Publication details

Diphyllin Shows a Broad-Spectrum Antiviral Activity against Multiple Medically Important Enveloped RNA and DNA Viruses

Authors

ŠTEFÁNIK Michal BHOSALE Dattatry Shivajirao HAVIERNIK Jan STRAKOVÁ Petra FOJTÍKOVÁ Martina DUFKOVÁ Lucie HUVAROVÁ Ivana SALÁT Jiří BARTÁČEK Jan SVOBODA Jan SEDLÁK Miloš RŮŽEK Daniel MILLER Andrew D. EYER Luděk

Year of publication 2022
Type Article in Periodical
Magazine / Source Viruses
MU Faculty or unit

Faculty of Science

Citation
Web https://www.mdpi.com/1999-4915/14/2/354
Doi http://dx.doi.org/10.3390/v14020354
Keywords enveloped virus; diphyllin; cleistanthin B; vacuolar ATPase inhibitor; antiviral activity; cytotoxicity
Description Diphyllin is a natural arylnaphtalide lignan extracted from tropical plants of particular importance in traditional Chinese medicine. This compound has been described as a potent inhibitor of vacuolar (H+)ATPases and hence of the endosomal acidification process that is required by numerous enveloped viruses to trigger their respective viral infection cascades after entering host cells by receptor-mediated endocytosis. Accordingly, we report here a revised, updated, and improved synthesis of diphyllin, and demonstrate its antiviral activities against a panel of enveloped viruses from Flaviviridae, Phenuiviridae, Rhabdoviridae, and Herpesviridae families.

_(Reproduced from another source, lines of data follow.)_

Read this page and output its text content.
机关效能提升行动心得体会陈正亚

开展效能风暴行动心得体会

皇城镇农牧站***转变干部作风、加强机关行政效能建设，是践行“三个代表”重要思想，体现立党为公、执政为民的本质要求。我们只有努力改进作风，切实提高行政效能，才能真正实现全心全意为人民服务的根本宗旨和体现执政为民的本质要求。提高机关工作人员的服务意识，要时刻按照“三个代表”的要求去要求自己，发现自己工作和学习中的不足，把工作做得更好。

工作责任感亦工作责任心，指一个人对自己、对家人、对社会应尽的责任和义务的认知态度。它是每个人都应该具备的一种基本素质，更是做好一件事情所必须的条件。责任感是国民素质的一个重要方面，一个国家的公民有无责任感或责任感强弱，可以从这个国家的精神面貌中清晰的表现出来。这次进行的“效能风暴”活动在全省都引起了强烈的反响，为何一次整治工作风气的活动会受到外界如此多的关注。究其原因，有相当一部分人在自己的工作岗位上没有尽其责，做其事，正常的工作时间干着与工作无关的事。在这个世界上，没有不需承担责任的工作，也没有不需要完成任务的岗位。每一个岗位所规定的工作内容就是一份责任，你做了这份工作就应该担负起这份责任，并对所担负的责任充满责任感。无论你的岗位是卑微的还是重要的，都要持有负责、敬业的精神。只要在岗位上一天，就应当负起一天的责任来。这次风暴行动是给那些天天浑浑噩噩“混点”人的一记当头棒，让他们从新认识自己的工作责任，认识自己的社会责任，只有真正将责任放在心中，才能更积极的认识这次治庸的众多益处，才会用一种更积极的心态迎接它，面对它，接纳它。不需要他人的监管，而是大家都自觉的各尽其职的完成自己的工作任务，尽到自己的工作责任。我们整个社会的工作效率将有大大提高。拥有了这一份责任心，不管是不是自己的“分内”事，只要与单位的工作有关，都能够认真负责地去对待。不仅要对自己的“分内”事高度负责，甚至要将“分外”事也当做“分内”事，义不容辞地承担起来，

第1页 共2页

Diphyllin is not cytotoxic for Vero and BHK-21 cells up to 100 µM and exerts a sub-micromolar or low-micromolar antiviral activity against tick-borne encephalitis virus, West Nile virus, Zika virus, Rift Valley fever virus, rabies virus, and herpes-simplex virus type 1. Our study shows that diphyllin is a broad-spectrum host cell-targeting antiviral agent that blocks the replication of multiple phylogenetically unrelated enveloped RNA and DNA viruses. In support of this, we also demonstrate that diphyllin is more than just a vacuolar (H+)ATPase inhibitor but may employ other antiviral mechanisms of action to inhibit the replication cycles of those viruses that do not enter host cells by endocytosis followed by low pH-dependent membrane fusion.